I’m not sure exactly what a “mom part” is, but I know that in many cases, it is the ability to just be there. Not so much “do something” as us dads like to do, but instead just be. For the first several months, we continued. We went to school. Went to work. Played sports. We handled the shock by doing routine things. It wasn’t until August of 2015 that I took the step that I think made all the difference in finding my “mom part.” A friend was visiting from Canada, and she went with me to my first yoga class. I had talked about this for a long time, but by going with a friend, I at least knew a few poses. After two to three classes, I knew this was something that was about to be a core part of my new life. I didn’t know why exactly. I just knew that I had to continue to come to my mat. Sweat. Flow. Be.

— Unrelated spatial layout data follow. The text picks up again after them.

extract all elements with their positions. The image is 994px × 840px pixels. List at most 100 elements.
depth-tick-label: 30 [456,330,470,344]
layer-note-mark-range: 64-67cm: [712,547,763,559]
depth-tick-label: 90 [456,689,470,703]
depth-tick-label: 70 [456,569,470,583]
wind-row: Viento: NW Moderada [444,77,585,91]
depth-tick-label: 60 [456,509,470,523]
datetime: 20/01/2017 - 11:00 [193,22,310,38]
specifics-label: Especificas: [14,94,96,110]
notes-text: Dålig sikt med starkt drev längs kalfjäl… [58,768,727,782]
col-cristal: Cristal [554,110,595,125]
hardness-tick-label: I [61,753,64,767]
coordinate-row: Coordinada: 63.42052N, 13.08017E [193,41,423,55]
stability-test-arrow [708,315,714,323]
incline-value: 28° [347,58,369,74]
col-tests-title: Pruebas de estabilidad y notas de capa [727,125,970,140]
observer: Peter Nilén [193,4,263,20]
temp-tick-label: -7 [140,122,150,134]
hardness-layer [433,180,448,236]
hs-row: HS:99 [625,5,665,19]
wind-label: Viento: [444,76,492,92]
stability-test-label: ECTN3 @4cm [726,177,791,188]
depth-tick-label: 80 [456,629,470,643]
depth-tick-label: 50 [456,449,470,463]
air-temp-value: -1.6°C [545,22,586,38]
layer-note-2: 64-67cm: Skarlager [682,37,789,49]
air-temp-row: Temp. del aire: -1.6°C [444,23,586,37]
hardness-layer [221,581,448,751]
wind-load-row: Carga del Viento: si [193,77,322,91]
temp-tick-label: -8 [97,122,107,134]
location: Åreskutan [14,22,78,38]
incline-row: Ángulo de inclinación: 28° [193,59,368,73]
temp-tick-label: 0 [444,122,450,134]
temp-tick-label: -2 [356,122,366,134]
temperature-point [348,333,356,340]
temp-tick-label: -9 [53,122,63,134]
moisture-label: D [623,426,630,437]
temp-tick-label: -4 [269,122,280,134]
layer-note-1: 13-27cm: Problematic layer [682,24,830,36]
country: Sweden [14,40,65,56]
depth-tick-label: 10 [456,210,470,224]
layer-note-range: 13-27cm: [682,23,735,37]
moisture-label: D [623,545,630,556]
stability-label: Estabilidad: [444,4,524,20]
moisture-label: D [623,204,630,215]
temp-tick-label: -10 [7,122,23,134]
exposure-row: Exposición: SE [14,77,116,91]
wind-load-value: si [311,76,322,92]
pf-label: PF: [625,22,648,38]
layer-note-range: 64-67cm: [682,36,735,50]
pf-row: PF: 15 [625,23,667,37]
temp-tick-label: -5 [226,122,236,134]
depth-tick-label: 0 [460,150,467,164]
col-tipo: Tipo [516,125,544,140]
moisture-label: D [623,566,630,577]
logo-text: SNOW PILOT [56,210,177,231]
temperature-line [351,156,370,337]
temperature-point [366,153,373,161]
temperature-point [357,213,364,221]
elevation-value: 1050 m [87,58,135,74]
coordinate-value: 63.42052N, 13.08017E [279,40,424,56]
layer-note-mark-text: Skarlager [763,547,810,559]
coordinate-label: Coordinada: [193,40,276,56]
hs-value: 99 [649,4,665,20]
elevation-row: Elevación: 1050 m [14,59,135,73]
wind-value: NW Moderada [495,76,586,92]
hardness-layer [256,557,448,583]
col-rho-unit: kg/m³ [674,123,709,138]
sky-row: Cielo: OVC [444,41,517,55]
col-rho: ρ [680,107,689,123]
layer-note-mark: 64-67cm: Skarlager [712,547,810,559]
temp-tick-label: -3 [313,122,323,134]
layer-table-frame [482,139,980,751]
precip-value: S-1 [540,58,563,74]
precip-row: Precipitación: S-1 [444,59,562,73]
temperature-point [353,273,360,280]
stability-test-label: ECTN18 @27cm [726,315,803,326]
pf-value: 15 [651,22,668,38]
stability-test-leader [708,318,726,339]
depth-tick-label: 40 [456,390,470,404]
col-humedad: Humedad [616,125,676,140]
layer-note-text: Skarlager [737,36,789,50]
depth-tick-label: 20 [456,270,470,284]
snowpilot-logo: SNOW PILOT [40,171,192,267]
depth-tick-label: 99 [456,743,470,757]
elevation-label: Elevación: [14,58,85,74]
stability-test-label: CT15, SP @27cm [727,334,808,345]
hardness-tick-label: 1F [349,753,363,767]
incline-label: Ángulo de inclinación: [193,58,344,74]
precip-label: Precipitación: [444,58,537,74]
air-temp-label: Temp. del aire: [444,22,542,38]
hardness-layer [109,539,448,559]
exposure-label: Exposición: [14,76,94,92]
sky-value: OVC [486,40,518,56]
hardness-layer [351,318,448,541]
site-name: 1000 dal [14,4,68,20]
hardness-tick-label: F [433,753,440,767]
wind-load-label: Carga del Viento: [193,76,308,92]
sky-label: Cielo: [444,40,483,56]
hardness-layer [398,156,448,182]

As I learned to just “be,” I came to know my “mom part.” By staying in my breath, I could learn to experience Taylor, Kyla, and Katelyn for who they are. As I changed, I also came to know me for who I am. I came to understand in a small way the quiet certitude that made Maureen both before and after her cancer diagnosis. I came to realize that I am enough. I also came to know each of my kids in new ways, especially Katelyn. She is not only the youngest of three, but her whole lifetime was consumed by a mom with cancer. The day my Katelyn, my KK, said, “Daddy, I’m so glad you are doing yoga. I feel like I know you now,” was the day I cried. I knew that this was the “mom part.”
I am not alone in this journey. As I have written at my blog here at the Love of My Life for over 2 years, Maureen is with me each and every day. She is with the kids. Cancer only attacks the body. It doesn’t attack the soul. It cannot attack who we are, and Maureen was and is love. That is what I found on my mat. In my yoga. Maureen also made quite certain that for those “mom parts” that a dad can never deliver there would be women in my kids’ lives that would fill that role. From Becky to Kelly to Amy to Rhonda, my kids’ best friends each have amazing moms. I know they are amazing because Maureen would not have trusted this solemn and loving role to anyone but each of them. They each have my deepest gratitude. There are no words by which I can say thank you to each of them.
I don’t know what this particular “mom’s next move” looks like in the years ahead. I know that Taylor, Kyla and Katelyn’s mom won’t be there for Eagle Scout Courts of Honor, graduations, marriages and grandchildren, but I do know that her love is never ending, and I will be the best dad, and mom, that I can be along the way.